Some OOP languages have the concept of a pure virtual class...one which cannot be instantiated itself, but only inherited from. For example, you might have a LivingThing class which Mammal inherited from, but you didn't want someone to be able to make a LivingThing without specifying what type of thing it was. You can do this in JS by making the virtual class an object instead of a function.

The following example shows how this could be used to simulate a pure virtual ancestor:

LivingThing = {
	beBorn : function(){
		this.alive=true;
	}
}
...
Mammal.prototype = LivingThing;
Mammal.prototype.parent = LivingThing;   //Note: not 'LivingThing.prototype'
Mammal.prototype.haveABaby=function(){
	this.parent.beBorn.call(this);
	var newBaby=new this.constructor("Baby "+this.name);
	this.offspring.push(newBaby);
	return newBaby;
}

With the above, doing something like var spirit = new LivingThing() would result in an error, since LivingThing is not a function, and hence can't be used as a constructor.

Convenient Inheritance

Rather than writing 3 lines every time you want to inherit one class from another, it's convenient to extend the Function object to do it for you:

Function.prototype.inheritsFrom = function( parentClassOrObject ){
	if ( parentClassOrObject.constructor == Function )
	{
		//Normal Inheritance
		this.prototype = new parentClassOrObject;
		this.prototype.constructor = this;
		this.prototype.parent = parentClassOrObject.prototype;
	}
	else
	{
		//Pure Virtual Inheritance
		this.prototype = parentClassOrObject;
		this.prototype.constructor = this;
		this.prototype.parent = parentClassOrObject;
	}
	return this;
}
//
//
LivingThing = {
	beBorn : function(){
		this.alive = true;
	}
}
//
//
function Mammal(name){
	this.name=name;
	this.offspring=[];
}
Mammal.inheritsFrom( LivingThing );
Mammal.prototype.haveABaby=function(){
	this.parent.beBorn.call(this);
	var newBaby = new this.constructor( "Baby " + this.name );
	this.offspring.push(newBaby);
	return newBaby;
}
//
//
function Cat( name ){
	this.name=name;
}
Cat.inheritsFrom( Mammal );
Cat.prototype.haveABaby=function(){
	var theKitten = this.parent.haveABaby.call(this);
	alert("mew!");
	return theKitten;
}
Cat.prototype.toString=function(){
	return '[Cat "'+this.name+'"]';
}
//
//
var felix = new Cat( "Felix" );
var kitten = felix.haveABaby( ); // mew!
alert( kitten );                 // [Cat "Baby Felix"]

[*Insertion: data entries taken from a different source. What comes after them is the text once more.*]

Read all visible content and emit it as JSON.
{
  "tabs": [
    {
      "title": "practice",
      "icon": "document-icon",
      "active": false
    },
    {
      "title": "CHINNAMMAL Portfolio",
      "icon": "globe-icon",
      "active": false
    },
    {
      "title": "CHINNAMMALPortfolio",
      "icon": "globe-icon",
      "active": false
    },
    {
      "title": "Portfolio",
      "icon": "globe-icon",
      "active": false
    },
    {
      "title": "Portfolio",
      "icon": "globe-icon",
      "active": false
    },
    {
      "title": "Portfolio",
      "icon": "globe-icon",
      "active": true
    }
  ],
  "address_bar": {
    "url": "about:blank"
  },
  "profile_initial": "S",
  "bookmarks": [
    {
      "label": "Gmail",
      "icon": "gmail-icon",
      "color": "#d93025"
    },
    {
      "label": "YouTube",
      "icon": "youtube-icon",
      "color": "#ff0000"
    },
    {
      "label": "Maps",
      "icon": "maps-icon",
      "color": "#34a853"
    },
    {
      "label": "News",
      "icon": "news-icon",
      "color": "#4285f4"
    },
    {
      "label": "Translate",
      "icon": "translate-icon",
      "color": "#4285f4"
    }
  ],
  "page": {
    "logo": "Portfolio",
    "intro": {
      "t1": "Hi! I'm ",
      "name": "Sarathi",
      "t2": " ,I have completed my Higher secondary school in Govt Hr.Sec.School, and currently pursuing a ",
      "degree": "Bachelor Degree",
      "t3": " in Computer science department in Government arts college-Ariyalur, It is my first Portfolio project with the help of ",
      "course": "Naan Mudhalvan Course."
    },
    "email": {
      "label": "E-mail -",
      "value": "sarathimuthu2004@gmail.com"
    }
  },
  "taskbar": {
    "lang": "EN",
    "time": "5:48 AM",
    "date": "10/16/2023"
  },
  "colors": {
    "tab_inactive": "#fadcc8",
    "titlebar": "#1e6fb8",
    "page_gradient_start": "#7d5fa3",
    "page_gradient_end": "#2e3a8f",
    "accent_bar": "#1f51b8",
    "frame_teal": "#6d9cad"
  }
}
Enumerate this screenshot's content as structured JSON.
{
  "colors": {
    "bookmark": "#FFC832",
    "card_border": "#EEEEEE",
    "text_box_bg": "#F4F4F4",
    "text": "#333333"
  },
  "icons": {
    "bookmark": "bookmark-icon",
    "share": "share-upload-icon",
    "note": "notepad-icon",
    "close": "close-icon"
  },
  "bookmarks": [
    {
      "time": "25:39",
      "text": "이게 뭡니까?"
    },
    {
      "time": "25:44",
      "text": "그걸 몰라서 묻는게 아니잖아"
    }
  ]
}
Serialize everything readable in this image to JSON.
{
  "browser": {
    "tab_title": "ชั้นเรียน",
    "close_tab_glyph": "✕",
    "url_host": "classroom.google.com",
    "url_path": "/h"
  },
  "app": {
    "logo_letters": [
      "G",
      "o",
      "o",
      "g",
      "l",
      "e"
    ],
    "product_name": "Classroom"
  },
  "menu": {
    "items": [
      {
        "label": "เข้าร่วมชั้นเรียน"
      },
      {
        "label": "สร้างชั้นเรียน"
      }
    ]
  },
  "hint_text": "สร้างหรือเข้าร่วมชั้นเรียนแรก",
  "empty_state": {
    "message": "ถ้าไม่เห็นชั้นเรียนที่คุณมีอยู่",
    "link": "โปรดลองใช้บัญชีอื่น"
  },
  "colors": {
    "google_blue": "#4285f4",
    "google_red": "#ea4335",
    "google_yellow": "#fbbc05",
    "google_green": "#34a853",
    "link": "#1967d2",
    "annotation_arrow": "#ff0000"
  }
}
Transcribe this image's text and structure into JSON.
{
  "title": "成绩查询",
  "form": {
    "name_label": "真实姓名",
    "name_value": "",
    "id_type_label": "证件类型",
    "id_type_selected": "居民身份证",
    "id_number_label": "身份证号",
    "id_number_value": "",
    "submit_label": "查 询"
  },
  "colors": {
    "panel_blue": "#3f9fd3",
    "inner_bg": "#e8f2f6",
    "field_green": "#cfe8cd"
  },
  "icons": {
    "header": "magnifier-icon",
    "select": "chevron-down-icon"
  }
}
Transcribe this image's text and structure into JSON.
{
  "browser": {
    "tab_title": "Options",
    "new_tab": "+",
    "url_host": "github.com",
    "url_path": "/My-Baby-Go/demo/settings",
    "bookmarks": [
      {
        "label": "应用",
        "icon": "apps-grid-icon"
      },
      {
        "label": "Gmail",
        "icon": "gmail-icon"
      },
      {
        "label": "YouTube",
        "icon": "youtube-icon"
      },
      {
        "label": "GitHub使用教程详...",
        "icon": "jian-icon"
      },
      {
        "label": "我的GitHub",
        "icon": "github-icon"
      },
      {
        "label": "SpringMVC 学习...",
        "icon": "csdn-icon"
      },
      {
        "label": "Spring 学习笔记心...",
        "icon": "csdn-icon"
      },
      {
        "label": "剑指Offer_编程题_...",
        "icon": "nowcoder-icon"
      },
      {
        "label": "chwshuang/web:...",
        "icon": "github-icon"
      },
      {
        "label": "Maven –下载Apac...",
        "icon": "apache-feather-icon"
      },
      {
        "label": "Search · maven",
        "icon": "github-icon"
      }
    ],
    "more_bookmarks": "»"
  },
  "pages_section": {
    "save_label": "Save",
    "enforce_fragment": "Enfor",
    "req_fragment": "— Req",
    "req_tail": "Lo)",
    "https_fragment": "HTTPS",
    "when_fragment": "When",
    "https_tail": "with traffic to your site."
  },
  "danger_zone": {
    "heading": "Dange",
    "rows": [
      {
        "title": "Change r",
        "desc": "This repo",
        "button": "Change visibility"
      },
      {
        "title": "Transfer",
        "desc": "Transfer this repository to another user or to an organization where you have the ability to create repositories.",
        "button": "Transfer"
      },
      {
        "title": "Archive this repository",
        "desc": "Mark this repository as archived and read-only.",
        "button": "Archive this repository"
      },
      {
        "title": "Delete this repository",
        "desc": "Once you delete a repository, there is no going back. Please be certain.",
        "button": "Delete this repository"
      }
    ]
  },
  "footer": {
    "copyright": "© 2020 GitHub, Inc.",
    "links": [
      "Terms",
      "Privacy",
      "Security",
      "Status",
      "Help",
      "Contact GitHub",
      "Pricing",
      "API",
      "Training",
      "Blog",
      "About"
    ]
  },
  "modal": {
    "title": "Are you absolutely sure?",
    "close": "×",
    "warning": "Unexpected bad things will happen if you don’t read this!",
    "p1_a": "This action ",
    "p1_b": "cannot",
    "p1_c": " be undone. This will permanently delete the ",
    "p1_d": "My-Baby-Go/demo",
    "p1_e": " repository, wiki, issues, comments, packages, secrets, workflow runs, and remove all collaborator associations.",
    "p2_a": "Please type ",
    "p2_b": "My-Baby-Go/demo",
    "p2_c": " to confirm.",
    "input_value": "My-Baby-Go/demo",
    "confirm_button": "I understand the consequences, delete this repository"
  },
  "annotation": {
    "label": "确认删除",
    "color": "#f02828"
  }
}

Just make sure you call this method immediately after your constructor, before you extend the prototype for the object.

Protected methods?

Some OOP languages have the concept of 'protected' methodsí¬methods that exist in a parent or ancestor class that can only be called by descendants of the object (on each other), but not by external objects. These are not supported in JS. If you need such, you will have to write your own framework, ensuring that each class has a 'parent' or some such property, and walking up the tree to find ancestors and checking whether or not the calling object is the same type. Doable, but not enjoyable.